Bruce Pearl is within one victory of an epic college basketball coaching achievement.
The Auburn head man has already directed the Tigers to victories over men’s college basketball blue bloods Kansas and North Carolina in the 2019 NCAA Tournament,
Now, all that stands between Pearl and his first career Division I Final Four is regal Kentucky. Auburn (29-9) will face John Calipari’s Wildcats (30-6) at 2:20 p.m. Sunday in Kansas City’s Sprint Center in the Midwest Region finals.
“To have an opportunity to get Kansas, North Carolina and maybe Kentucky, what a better way of having an opportunity to make history (can there be) than to have that road to the Final Four?” Pearl said Saturday.
Yet the paradox of Pearl is that, even if Auburn pulls off its third March Madness overthrow of basketball royalty to crash the Final Four, it will not be the most unlikely attainment by the Tigers men’s hoops program in the past 24 months.
This is: Auburn has had not one, but two, assistant coaches implicated in two distinct FBI investigations in the past two years.
What are the odds on that?
Chuck Person, the former Auburn star and NBA standout, was engulfed in the FBI probe of college basketball recruiting improprieties. The now former Auburn assistant is alleged to have accepted $91,500 in bribes to steer Tigers players with pro potential toward a Pittsburgh-area financial adviser.
This month, Person pleaded guilty to a bribery conspiracy charge.
Amazingly, Person’s replacement on the Auburn staff, former Pennsylvania assistant Ira Bowman, was placed on administrative leave this month after another federal bribery investigation.
According to the Philadelphia Inquirer, Bowman’s former boss at Penn, now-Boston Celtics assistant Jerome Allen, testified in a federal court that he took roughly $300,000 in bribes from a Florida businessman to get the man’s son into Penn using a basketball priority slot — and that Bowman had been brought into the scheme after Allen was let go by Penn.
Losing two assistant coaches to federal investigations is more unlikely than beating Kansas, North Carolina and Kentucky to get to the Final Four would be.

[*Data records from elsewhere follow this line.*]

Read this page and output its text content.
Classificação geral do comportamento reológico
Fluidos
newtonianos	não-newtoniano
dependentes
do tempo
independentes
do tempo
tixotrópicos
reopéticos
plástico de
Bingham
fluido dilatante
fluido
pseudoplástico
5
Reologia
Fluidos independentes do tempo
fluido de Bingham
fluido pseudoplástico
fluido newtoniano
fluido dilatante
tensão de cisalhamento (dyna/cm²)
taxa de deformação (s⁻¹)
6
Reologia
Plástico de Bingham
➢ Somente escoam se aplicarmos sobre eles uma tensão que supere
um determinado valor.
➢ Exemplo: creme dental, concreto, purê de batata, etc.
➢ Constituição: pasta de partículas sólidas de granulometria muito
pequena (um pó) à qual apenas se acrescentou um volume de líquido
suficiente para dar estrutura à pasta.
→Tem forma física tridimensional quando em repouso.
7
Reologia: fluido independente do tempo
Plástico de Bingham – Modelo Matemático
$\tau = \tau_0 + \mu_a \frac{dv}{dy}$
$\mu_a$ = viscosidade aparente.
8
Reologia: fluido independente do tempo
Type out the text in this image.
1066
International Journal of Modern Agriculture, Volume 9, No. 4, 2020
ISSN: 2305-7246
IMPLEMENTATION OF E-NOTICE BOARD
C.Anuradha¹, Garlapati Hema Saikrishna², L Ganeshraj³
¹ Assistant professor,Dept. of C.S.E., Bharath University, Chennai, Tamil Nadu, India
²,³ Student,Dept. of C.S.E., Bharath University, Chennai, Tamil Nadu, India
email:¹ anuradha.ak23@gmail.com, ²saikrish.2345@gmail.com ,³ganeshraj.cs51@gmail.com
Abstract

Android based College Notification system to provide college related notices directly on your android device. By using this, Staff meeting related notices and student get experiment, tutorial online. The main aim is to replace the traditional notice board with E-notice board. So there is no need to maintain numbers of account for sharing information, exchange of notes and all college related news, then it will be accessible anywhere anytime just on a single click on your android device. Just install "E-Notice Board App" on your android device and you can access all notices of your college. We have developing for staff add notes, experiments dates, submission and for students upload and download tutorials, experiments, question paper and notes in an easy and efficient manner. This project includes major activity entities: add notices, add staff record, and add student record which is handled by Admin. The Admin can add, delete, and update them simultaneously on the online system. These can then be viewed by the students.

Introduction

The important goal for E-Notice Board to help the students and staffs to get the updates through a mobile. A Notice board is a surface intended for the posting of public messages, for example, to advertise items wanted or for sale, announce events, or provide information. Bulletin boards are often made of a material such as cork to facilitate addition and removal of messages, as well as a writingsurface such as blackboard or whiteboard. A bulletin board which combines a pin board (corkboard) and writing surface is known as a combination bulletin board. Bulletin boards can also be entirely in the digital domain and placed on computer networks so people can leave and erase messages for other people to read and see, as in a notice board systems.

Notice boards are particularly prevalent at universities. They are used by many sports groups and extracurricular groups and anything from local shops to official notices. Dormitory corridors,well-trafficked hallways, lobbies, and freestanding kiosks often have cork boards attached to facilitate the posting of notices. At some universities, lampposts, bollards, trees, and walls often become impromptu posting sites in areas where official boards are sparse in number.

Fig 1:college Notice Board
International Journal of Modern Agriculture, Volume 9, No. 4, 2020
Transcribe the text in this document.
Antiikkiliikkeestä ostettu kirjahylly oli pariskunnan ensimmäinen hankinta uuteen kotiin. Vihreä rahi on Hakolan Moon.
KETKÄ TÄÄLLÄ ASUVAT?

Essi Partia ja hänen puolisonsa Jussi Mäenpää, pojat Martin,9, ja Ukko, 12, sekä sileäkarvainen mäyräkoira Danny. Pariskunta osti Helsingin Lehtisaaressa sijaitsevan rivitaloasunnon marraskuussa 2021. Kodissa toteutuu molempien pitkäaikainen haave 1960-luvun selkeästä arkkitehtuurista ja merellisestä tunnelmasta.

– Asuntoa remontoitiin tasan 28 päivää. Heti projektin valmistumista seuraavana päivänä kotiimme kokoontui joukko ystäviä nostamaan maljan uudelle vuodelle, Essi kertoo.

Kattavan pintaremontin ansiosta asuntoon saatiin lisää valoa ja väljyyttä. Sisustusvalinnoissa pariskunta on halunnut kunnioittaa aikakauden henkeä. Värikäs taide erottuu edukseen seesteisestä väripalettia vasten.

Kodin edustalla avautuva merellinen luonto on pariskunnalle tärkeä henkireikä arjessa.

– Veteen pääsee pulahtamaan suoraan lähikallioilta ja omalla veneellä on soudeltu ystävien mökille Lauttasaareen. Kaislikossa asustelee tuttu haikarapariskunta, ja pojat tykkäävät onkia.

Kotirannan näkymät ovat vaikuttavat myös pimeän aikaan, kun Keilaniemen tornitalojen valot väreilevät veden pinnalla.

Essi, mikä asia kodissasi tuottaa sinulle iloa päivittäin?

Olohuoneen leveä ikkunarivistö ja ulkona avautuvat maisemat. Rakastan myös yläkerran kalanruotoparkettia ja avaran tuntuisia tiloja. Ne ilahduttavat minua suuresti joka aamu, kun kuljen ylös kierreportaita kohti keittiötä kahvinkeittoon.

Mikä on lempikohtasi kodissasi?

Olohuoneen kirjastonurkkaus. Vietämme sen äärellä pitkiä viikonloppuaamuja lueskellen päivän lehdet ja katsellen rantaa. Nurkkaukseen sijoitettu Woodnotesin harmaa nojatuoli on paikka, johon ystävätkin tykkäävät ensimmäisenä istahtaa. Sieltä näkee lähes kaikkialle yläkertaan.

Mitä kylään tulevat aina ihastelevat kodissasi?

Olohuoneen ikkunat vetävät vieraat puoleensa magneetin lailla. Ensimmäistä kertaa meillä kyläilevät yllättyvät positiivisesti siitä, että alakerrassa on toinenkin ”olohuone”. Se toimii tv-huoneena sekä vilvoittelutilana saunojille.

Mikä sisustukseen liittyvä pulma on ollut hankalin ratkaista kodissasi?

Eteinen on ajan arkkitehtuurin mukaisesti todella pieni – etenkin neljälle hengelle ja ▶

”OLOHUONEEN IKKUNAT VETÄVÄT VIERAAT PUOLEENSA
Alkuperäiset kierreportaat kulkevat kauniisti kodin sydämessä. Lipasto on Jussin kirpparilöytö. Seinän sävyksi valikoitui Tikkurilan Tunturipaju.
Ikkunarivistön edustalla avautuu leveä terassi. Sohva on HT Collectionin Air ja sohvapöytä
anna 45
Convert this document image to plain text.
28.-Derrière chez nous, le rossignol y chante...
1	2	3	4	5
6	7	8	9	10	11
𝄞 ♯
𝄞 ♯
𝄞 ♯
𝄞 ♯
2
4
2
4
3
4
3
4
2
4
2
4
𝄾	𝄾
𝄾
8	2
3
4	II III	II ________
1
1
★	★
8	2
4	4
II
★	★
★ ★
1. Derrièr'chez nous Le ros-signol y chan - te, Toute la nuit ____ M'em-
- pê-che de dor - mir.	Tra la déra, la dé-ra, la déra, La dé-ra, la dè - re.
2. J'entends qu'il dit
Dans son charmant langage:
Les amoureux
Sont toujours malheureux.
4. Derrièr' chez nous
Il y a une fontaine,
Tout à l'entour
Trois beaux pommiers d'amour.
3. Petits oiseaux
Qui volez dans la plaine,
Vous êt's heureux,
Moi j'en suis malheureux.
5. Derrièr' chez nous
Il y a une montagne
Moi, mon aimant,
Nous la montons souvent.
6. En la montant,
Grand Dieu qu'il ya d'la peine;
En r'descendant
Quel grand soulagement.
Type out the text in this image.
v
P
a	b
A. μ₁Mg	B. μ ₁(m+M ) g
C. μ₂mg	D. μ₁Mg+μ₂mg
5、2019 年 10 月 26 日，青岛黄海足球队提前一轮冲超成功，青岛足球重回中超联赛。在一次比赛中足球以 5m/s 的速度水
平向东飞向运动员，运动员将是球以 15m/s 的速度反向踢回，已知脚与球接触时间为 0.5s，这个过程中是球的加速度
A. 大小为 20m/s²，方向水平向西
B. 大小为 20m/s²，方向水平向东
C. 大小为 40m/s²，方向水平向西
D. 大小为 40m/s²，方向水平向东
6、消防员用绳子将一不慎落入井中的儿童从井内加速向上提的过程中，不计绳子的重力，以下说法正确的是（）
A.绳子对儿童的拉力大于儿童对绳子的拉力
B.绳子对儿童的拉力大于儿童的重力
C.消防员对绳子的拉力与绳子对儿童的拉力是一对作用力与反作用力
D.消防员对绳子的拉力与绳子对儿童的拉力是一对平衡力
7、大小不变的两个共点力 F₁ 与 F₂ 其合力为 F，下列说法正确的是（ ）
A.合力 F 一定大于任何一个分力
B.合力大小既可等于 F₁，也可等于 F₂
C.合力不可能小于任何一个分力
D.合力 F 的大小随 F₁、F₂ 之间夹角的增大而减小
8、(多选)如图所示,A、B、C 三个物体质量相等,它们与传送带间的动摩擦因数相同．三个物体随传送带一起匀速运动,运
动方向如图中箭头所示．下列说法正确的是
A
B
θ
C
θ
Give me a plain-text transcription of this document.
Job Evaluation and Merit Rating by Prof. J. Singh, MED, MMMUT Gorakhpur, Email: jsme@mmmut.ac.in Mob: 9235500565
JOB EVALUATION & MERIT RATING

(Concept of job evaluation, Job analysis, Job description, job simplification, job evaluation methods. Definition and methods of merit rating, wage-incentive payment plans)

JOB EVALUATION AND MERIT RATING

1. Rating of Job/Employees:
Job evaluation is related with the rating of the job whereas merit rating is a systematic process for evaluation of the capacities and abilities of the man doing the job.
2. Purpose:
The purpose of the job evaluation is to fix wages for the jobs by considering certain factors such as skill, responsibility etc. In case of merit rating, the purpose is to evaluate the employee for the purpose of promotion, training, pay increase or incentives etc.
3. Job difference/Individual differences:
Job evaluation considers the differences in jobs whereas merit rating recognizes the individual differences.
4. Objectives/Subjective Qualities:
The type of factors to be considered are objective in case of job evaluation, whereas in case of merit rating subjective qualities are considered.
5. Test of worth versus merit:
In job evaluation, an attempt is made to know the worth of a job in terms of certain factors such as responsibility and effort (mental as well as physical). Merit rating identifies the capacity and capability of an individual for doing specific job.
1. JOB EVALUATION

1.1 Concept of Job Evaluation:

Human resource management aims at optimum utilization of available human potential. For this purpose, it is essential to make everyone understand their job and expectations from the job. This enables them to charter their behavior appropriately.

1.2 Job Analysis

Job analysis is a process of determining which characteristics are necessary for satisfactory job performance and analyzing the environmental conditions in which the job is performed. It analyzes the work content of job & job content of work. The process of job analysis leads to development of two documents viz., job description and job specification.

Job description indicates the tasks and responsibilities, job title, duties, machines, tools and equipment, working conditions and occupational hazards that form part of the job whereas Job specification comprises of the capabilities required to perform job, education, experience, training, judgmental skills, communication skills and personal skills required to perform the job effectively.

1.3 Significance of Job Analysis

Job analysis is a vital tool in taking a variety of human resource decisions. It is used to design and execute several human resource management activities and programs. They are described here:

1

Yet, ample winning coupled with off-court turmoil have long defined the coaching career of Pearl, 59.
As a young assistant at Iowa in 1989, Pearl “wore a wire” trying to gain evidence that Illinois had offered a recruit $80,000 and a Chevy Blazer to renege on a commitment to the Hawkeyes and choose the Fighting Illini.
Famously, as the head coach at Tennessee, Pearl invited a recruit and his father to a barbeque at his home at a time when that was not allowed by the NCAA recruiting calendar — then lied about it to NCAA investigators.
That got Pearl fired by UT in 2011 and earned the coach a three-year, show-cause penalty from the NCAA.
In the big picture, the reason major college sports is so corrupt is that there is no constituency for honesty.
Coaches with checkered compliance pasts always get other chances if they have won enough. Auburn hired Pearl — who had awakened a slumbering Tennessee basketball program and led it to six NCAA Tournaments — before his show-cause penalty had expired.
I’ve always felt that it is the responsibility of those of us in the journalistic wing of the sports media to at least try to stand up for integrity and fair play in college sports.
Nobody else will.
Yet, perhaps it’s a sign of my own waning idealism, but I enjoy Pearl in spite of myself.
His teams play an entertaining, up-tempo brand of basketball filled with three-point bombing. The Tigers drained 17 treys in their 97-80 upset of No. 1 seed North Carolina and 13 in their 89-75 strafing of Kansas.
If the Tigers are going to add Kentucky to their list of regal NCAA tourney conquests, it will be without emerging standout Chuma Okeke, who tore an ACL in the win over North Carolina.
“Of all the matchups we’ve had, Kentucky will be the most difficult,” Pearl said.
Whether it was relaunching the Ray Mears tradition at Tennessee of wearing a bright-orange sport coat for games with UK and Vanderbilt or joking about his current Auburn teams’ belief that eating at hibachi grills the night before games is good luck, Pearl injects fun into college hoops.
Yet, enjoying the fun means overlooking the turmoil. This past week, the headline over a tough USA Today column proclaimed, “Auburn’s Bruce Pearl symbolizes the rot in college athletics.”
Pearl and Auburn have, arguably, been the biggest story of the NCAA tourney so far.
Given the contradictions that have lined Pearl’s career, having the Auburn head man as the face of March Madness in 2019 somehow seems fitting.